Híbridos e elétricos batem recorde de venda no Brasil

carros elétricos e híbridos no Brasil

Carros elétricos e híbridos já venderam no primeiro semestre de 2017 mais que o registrado em todo o ano passado. De acordo com levantamento da Associação Nacional dos  Fabricantes de Veículos Automotores (Anfavea), foram comercializados entre janeiro e junho 1.184 veículos com novas tecnologias ante a 1.091 unidades em todo o ano passado.

“Os dados mostram um avanço significativo, apontando uma tendência”, afirmou o presidente da Anfavea, Antonio Megale. “Mas também mostra que exista a necessidade de uma discussão da sociedade com o governo para a criação de uma nova legislação e tributação que contemplem e incentivem cada vez mais o uso de novas tecnologias em nosso mercado, preparando o país para uma nova realidade.”

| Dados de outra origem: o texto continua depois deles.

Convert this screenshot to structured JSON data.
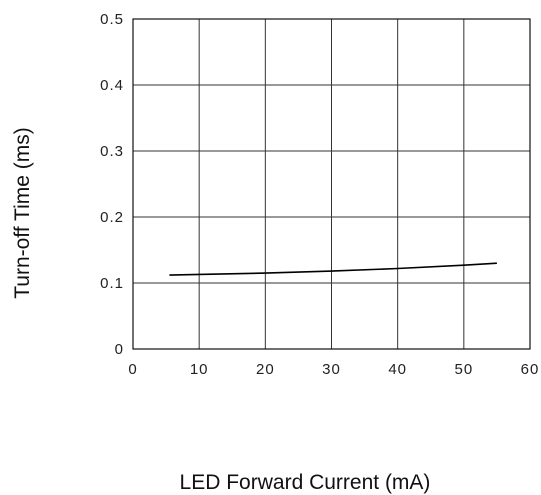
{
  "chart_data": {
    "type": "line",
    "title": "",
    "xlabel": "LED Forward Current (mA)",
    "ylabel": "Turn-off Time (ms)",
    "xlim": [
      0,
      60
    ],
    "ylim": [
      0,
      0.5
    ],
    "xticks": [
      0,
      10,
      20,
      30,
      40,
      50,
      60
    ],
    "yticks": [
      0,
      0.1,
      0.2,
      0.3,
      0.4,
      0.5
    ],
    "xtick_labels": [
      "0",
      "10",
      "20",
      "30",
      "40",
      "50",
      "60"
    ],
    "ytick_labels": [
      "0",
      "0.1",
      "0.2",
      "0.3",
      "0.4",
      "0.5"
    ],
    "grid": true,
    "legend": "none",
    "line_color": "#000000",
    "series": [
      {
        "x": [
          5.5,
          10,
          20,
          30,
          40,
          50,
          55
        ],
        "y": [
          0.112,
          0.113,
          0.115,
          0.118,
          0.122,
          0.127,
          0.13
        ]
      }
    ]
  }
}
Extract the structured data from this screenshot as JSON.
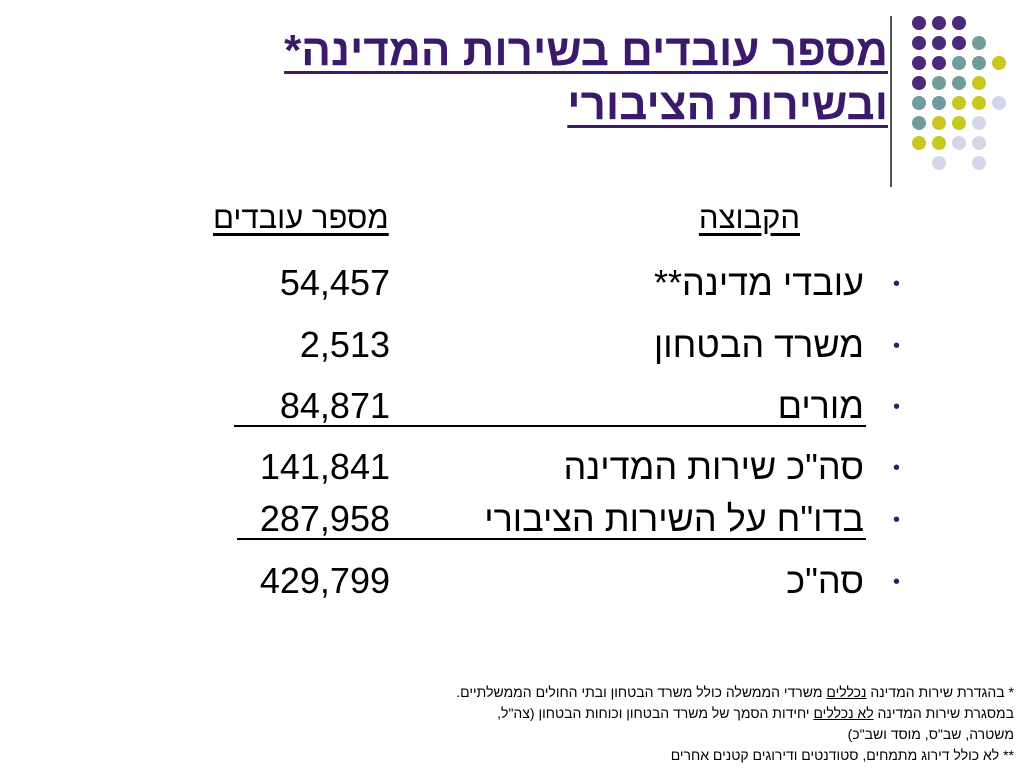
{
  "title": {
    "line1": "מספר עובדים בשירות המדינה*",
    "line2": "ובשירות הציבורי"
  },
  "columns": {
    "group": "הקבוצה",
    "count": "מספר עובדים"
  },
  "rows": [
    {
      "label": "עובדי מדינה**",
      "value": "54,457"
    },
    {
      "label": "משרד הבטחון",
      "value": "2,513"
    },
    {
      "label": "מורים",
      "value": "84,871"
    },
    {
      "label": "סה\"כ שירות המדינה",
      "value": "141,841"
    },
    {
      "label": "בדו\"ח על השירות הציבורי",
      "value": "287,958"
    },
    {
      "label": "סה\"כ",
      "value": "429,799"
    }
  ],
  "footnotes": {
    "note1_a": "* בהגדרת שירות המדינה ",
    "note1_b": "נכללים",
    "note1_c": " משרדי הממשלה כולל משרד הבטחון ובתי החולים הממשלתיים.",
    "note2_a": "במסגרת שירות המדינה ",
    "note2_b": "לא נכללים",
    "note2_c": " יחידות הסמך של משרד הבטחון וכוחות הבטחון (צה\"ל,",
    "note3": "משטרה, שב\"ס, מוסד ושב\"כ)",
    "note4": "** לא כולל דירוג מתמחים, סטודנטים ודירוגים קטנים אחרים"
  },
  "colors": {
    "title": "#3b1a6b",
    "purple": "#4b2a7b",
    "teal": "#6f9c9c",
    "yellow": "#c8c81e",
    "lavender": "#d6d6ea"
  }
}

Fusion Hybrid: combinado com motor à combustão, o motor elétrico é recarregado automaticamente, dispensando ponto externo de energia para recarga

Diante de uma indústria que neste ano deverá vender cerca de 2,3 milhões de veículos, o volume realmente ainda é muito baixo de carros elétricos e híbridos. Parte da explicação está no preço de um modelo elétrico ou híbrido, que chegam a custar até o dobro do que um veículo similar a combustão.

Mas, diante do que acontece nos mercados mais desenvolvidos, não há como não comemorar os números apresentados pela Anfavea no mercado brasileiro, que um dos maiores do mundo – apesar da crise – e certamente não pode ficar de fora da onda inovadora que vai criar uma nova geração de veículos em pouco tempo.

Como as tecnologias híbridas e elétricas não são desenvolvidas aqui, os veículos emplacados no mercado nacional são, na grande maioria, importados, também despertando as nossas autoridades para o fato de o Brasil começar a incentivar e apoiar mais a pesquisa para o desenvolvimento de conteúdo local.

 

Toyota Prius, um dos modelos de híbridos comercializados no Brasil

Não é por acaso que os engenheiros automotivos preveem para um futuro próximo o fim do carro comum. Como o assunto está na ordem do dia, a  Sociedade dos Engenheiros da Mobilidade (SAE-Brasil) realizará  neste segundo semestre um seminário para discutir como as tecnologias do carro vão evoluir daqui por diante.

No lugar do carro comum, que hoje só serve para o transporte, haverá um veículo conectado, com propulsão limpa, que aceite comando de voz ou até por onda cerebral, entre outras novas utilidades. A autonomia também deixará o prazer de aceleração em segundo plano já que as pessoas poderão aproveitar seu tempo com outras ocupações enquanto se deslocam de um ponto ao outro.

A SAE também vai discutir o problema da infraestrutura brasileira, o que dificulta a comunicação do carro com a via – próxima onda da inovação no mundo automobilístico.

Mas, no Brasil, os problemas só serão resolvidos ou amenizados conforme avançam as novas tecnologias. Os engenheiros dão por certo que o exercício de futurismo de hoje será muito comum em poucos anos.